At age 45, you might think that Terry Funk's best years in wrestling were behind him. You would be dead wrong. In 1989, Funk found himself back in the NWA battling Ric Flair for the NWA Heavyweight Championship that he'd lost a dozen years earlier. This rivalry was, according to both of the premiere wrestling publications of the time (Pro Wrestling Illustrated and Wrestling Observer Newsletter), the feud of the year for 1989. Additionally, at Clash of the Champions IX: New York Knockout (held in Troy, NY, the most terrifying city in the nation), an "I Quit" match between the two of them was deemed a "5-Star Match" by Dave Meltzer. Terry, himself, won Wrestling Observer's awards for Best Heel, Best Brawler and Best on Interviews in 1989. Also during this feud, Terry Funk nearly suffocated Ric Flair in the ring with a real plastic shopping bag; that just had to get mentioned.

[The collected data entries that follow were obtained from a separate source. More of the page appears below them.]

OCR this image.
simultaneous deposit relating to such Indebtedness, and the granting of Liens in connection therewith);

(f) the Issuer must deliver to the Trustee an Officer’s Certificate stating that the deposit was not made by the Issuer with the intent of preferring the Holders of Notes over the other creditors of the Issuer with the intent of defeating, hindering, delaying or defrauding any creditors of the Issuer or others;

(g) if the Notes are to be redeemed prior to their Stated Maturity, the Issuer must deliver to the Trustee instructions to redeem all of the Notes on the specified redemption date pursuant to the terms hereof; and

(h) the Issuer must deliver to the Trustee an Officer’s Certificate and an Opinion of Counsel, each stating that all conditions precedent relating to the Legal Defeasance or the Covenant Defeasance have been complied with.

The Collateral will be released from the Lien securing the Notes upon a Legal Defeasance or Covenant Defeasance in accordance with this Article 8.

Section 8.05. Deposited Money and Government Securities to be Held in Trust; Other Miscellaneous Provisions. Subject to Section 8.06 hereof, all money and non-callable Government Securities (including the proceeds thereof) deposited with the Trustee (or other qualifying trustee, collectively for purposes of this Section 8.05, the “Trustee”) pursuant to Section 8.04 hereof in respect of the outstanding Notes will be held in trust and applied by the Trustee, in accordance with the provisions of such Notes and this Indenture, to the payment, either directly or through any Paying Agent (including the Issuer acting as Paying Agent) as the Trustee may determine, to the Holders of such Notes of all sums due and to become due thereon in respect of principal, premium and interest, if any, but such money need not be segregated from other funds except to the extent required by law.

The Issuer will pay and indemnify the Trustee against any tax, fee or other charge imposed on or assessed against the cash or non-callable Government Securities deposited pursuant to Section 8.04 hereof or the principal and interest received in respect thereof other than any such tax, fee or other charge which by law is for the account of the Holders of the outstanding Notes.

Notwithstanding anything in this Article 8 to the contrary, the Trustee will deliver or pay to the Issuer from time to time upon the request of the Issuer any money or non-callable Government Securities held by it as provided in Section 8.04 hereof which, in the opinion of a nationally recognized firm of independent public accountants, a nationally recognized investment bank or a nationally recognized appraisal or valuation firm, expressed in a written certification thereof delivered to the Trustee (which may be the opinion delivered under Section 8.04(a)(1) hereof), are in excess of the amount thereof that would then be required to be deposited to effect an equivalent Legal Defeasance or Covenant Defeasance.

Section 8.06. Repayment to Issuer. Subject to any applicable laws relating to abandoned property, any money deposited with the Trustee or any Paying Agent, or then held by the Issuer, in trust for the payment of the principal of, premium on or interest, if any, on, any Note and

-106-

That still wasn't the end for Terry Funk. In 1994, he legitimized the fledgling Eastern Championship Wrestling promotion by competing there and was one of the key reasons for the explosion of success they would experience in the 1990s. At the first ECW pay-per-view event, Barely Legal, Terry Funk became ECW's World Heavyweight Champion by defeating Raven. It took a match with barbed wire ring ropes for Funk to lose that title on August 9, 1997, but a month later he was awarded a championship belt (bought to him by the ECW roster) and declared Lifetime ECW World Heavyweight Champion.
Funk, inducted into almost every professional wrestling hall of fame there is, revisited the WWF as Chainsaw Charlie in 1997, returned to ECW in 1998, and formed the Old Age Outlaws in WCW to feud with the nWo in 2000. This millennium has seen a WCW U.S. Heavyweight Title reign, a pair of WCW Hardcore Title reigns, and appearances in the WWE, TNA, Ring of Honor and New Japan Pro Wrestling for the legendary superstar from The Double Cross Ranch. With 45 years of wrestling under his belt, Terry Funk has seen it all, and probably deserves to be a Top 20 superstar. But our experts have spoken and here sits Terry Funk at #50.